Fala-se na construção de um memorial a recordar as vítimas dos incêndios, ainda bem, no Largo do Principal em Bragança ergueu-se um obelisco a salientar os combatentes mortos no decurso da 1ª Guerra Mundial. Poucos caminhantes reparam no dito memorial, menos os que sabem qual a causa da nossa interesseira participação no cruento conflito.
Por obrigação do cumprimento do dever para com a Pátria, ao exemplo de tantos outros integrei um Batalhão de Artilharia no período da guerra colonial. Tive a sorte de regressar, milhares de camaras lá perderam a vida.
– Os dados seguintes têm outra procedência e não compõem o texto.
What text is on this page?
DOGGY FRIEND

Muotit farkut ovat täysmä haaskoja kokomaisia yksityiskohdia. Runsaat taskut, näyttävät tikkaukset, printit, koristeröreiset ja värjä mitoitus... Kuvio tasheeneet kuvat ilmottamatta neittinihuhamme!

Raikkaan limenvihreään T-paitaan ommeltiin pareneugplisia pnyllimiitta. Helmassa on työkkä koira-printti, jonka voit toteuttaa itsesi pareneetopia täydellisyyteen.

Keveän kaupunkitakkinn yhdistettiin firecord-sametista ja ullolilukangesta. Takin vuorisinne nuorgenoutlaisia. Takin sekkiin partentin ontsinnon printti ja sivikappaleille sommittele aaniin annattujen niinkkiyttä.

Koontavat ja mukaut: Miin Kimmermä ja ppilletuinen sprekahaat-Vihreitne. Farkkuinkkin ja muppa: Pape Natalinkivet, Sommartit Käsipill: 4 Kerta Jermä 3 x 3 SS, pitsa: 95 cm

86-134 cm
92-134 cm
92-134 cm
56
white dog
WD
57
As esporádicas manifestações de apreço pelo seu sacrifício sepultam na obscuridade o sentido patriótico, enquanto pululam os patrioteiros especialistas na obtenção de mordomias acrescidas de medalhas deixando os mortos ao cuidado das ténues labaredas no Mosteiro da Batalha. Discutir-se seriamente a Guerra Colonial só em Congressos também palco de vanidades, os morto em combate fazem parte da estatística explicada pelo sinistro José Estaline, Zé dos Bigodes da literatura neo-realista.
Em Bragança, em Trás-os-Montes, não faltam elementos iconográficos relativos à morte e a mortos que conseguiram salvar-se do anonimato, as suas representações deviam ajudar os professores a melhor explicarem os programas. Sim, eu sei, consagrar atenção à morte fora do âmbito individual pode merecer críticas, dizer-se ser ideia abstrusa, interessar em primeiro lugar a criatividade óbvia da vida, colocar nos braços dos poetas, dos dramaturgos, dos romancistas, dos escultores, pintores, e tutti-quanti das artes, da sétima, o tema da morte.
Discordo. Já escrevi, gosto de perceber as localidades visitando os cemitérios, uns simples, outros repletos de ostentação e bazófias. E, no entanto, todos nos ensinam.
Também a Antígona nos ensina a honrar os mortos ao tratar do corpo do seu irmão morto pelo irmão, numa luta feroz entre irmãos, cujo móbil era o trono de Tebas (julgo na errar ao escrever que o bragançano Paulo Quintela encenou a peça de Sófocles, e a vinhaense de Sobreiró de Cima, Elza Fernandes (Chambel, apelido do marido) interpretou brilhantemente a heroína capaz de enfrentar a lei dos cúpidos humanos, defendo o direito de enterrar condignamente o irmão que integrava o núcleo dos vencidos.
A História explica as causas de não haver piedade para os vencidos, no cromático México o dia da exaltação dos mortos é estridente, festivo, de «comunhão» com os vivos, para lá do espectáculo os vínculos com os desaparecidos são fortes, daí as garridas convivialidades.
No Ocidente a cultura do efémero não favorece a comemoração de efemeridades dolorosas, os ocupantes voláteis, inevitavelmente, o choque é inevitável, já nem aludo ao das civilizações, refiro-me à consequente perda de identidades levando à natural «desconfiança» entre os de ontem e os de agora. Ora, se as representações simbólicas da tristeza, do luto, da dor, da morte, são postergadas, cria-se uma animosidade muda a favorecer o corte epistémico favorecido pela dicotomia urbano/rural, idoso/jovem, mãos calejadas/mãos níveas, reserva/farândola.
O meu De Profundis principiou antes da evocação dos Finados, deixo neste artigo inquietações geradas pelas tribulações sofridas nos últimos tempos, não são desabafos, são as ditas inquietações a que procuro responder procurando consolo na leitura de meditações e aforismos de múltiplas latitudes e atitudes.
O dia está a esvaziar-se, a televisão transmite imagens de feroz violência numa rua de Coimbra, junto a uma discoteca lisboeta, o meu íntimo constitui o palco onde sou actor impotente contra as selvajarias e espectador de que gostava de tomar a seu cargo a aplicação da justiça e consolar os ofendidos. Debalde, fica a indignação a não turvar a imagem no espelho da consciência. De Profundis.